Pour accéder à ces fonctions, il faut désormais souscrire au FSD, passé en abonnement exclusif à 99 euros par mois dès demain. C’est donc terminé pour les acheteurs français d’acquérir l’Autopilot Amélioré à 3 800 euros ou le FSD en achat unique.
Ce que vous perdez concrètement sans abonnement
C’est le point que beaucoup de commentaires passent sous silence. Le règlement européen GSR2 impose des assistances à la conduite sur tous les véhicules neufs, dont une correction de trajectoire automatique. Mais ce seuil minimal reste bien en dessous de ce qu’offrait l’Autopilot standard. Sans abonnement, les voitures Tesla ne disposent que d’un système de sécurité minimaliste qui rebondit d’une ligne à l’autre. Ce comportement dit de “ping-pong” est désagréable à vivre au quotidien, et loin du maintien fluide dans la voie qu’offraient jusqu’ici les Tesla de série.
Tesla était en avance sur la réglementation grâce à l’Autopilot standard, si bien qu’on pouvait penser qu’il allait rester, mais ce n’est pas le cas. Au début des années 2020, Tesla se distinguait grâce à ces fonctions gratuites. La Model 3 offrait alors un niveau d’assistance supérieur à la plupart des concurrentes. Six ans plus tard, les constructeurs européens et chinois ont comblé l’écart. Renault propose par exemple un assistant qui ralentit avant les ronds-points. Ce qui était un avantage concurrentiel fort est devenu une pratique standard, et Tesla en profite pour le monétiser.
La stratégie derrière le mouvement
L’objectif est limpide car il vise à augmenter le taux d’adoption du FSD en supprimant les options intermédiaires. Tesla cherche à améliorer ses marges sur chaque véhicule vendu, particulièrement dans un contexte où la production dépasse largement les ventes réelles. Les résultats du premier trimestre 2026 ont révélé cette surproduction.
Une décision de justice en Californie a par ailleurs estimé que Tesla avait trompé certains consommateurs en présentant Autopilot comme plus autonome qu’il ne l’est. Les autorités américaines ont ouvert plusieurs enquêtes sur la sécurité des systèmes. Ce contexte de pression réglementaire a accéléré la refonte commerciale.
Malgré son nom, le Full Self-Driving (rebaptisé FSD Supervised dans ses dernières versions) n’est pas un système de conduite totalement autonome de niveau 4 ou 5 selon les standards SAE. Il gère des situations en circulation : changements de voie, navigation sur autoroute, réponses aux feux et aux stops. Mais le conducteur doit rester vigilant et prêt à reprendre le contrôle à tout moment.
Le 10 avril 2026, l’autorité néerlandaise RDW a homologué le FSD supervisé de Tesla, première homologation européenne du système. Aux Pays-Bas, l’achat unique du FSD a pris fin le 15 mai, ne laissant que l’abonnement à 99 euros par mois. Pour la France et le reste de l’Europe, la date butoir est le 21 mai.

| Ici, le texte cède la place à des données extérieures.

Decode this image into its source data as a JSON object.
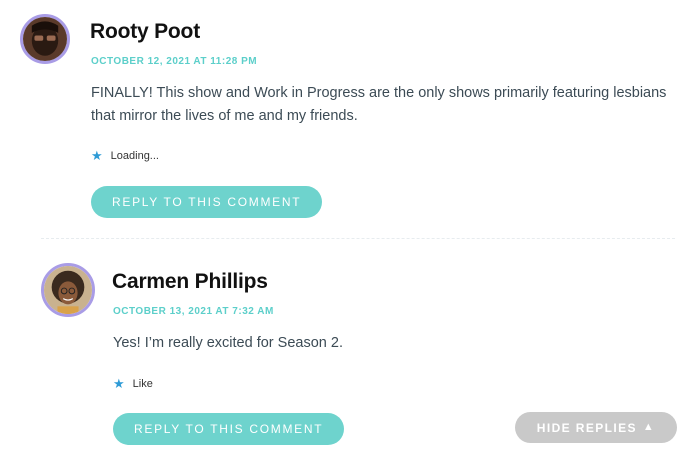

Tesla vise un déploiement progressif en Belgique, en Allemagne et dans toute l’UE d’ici l’automne 2026. Seuls les véhicules équipés du Hardware 4, livrés depuis mi-2023, seront immédiatement compatibles avec le FSD une fois activé dans chaque pays.
Un calcul à faire pour les propriétaires
À 99 euros par mois, il faudrait maintenir l’abonnement pendant 76 mois, soit un peu plus de six ans, pour atteindre l’équivalent de l’ancien prix d’achat unique à 7 500 euros. Sur dix ans de possession, l’abonnement revient à près de 12 000 euros. Tesla avait déjà retiré l’Autopilot gratuit aux États-Unis, provoquant une levée de boucliers parmi les clients habitués à cette fonction de série. Le constructeur n’a pas cédé et a maintenu sa nouvelle politique tarifaire. Il n’y avait aucune raison de croire que l’Europe sera traitée différemment.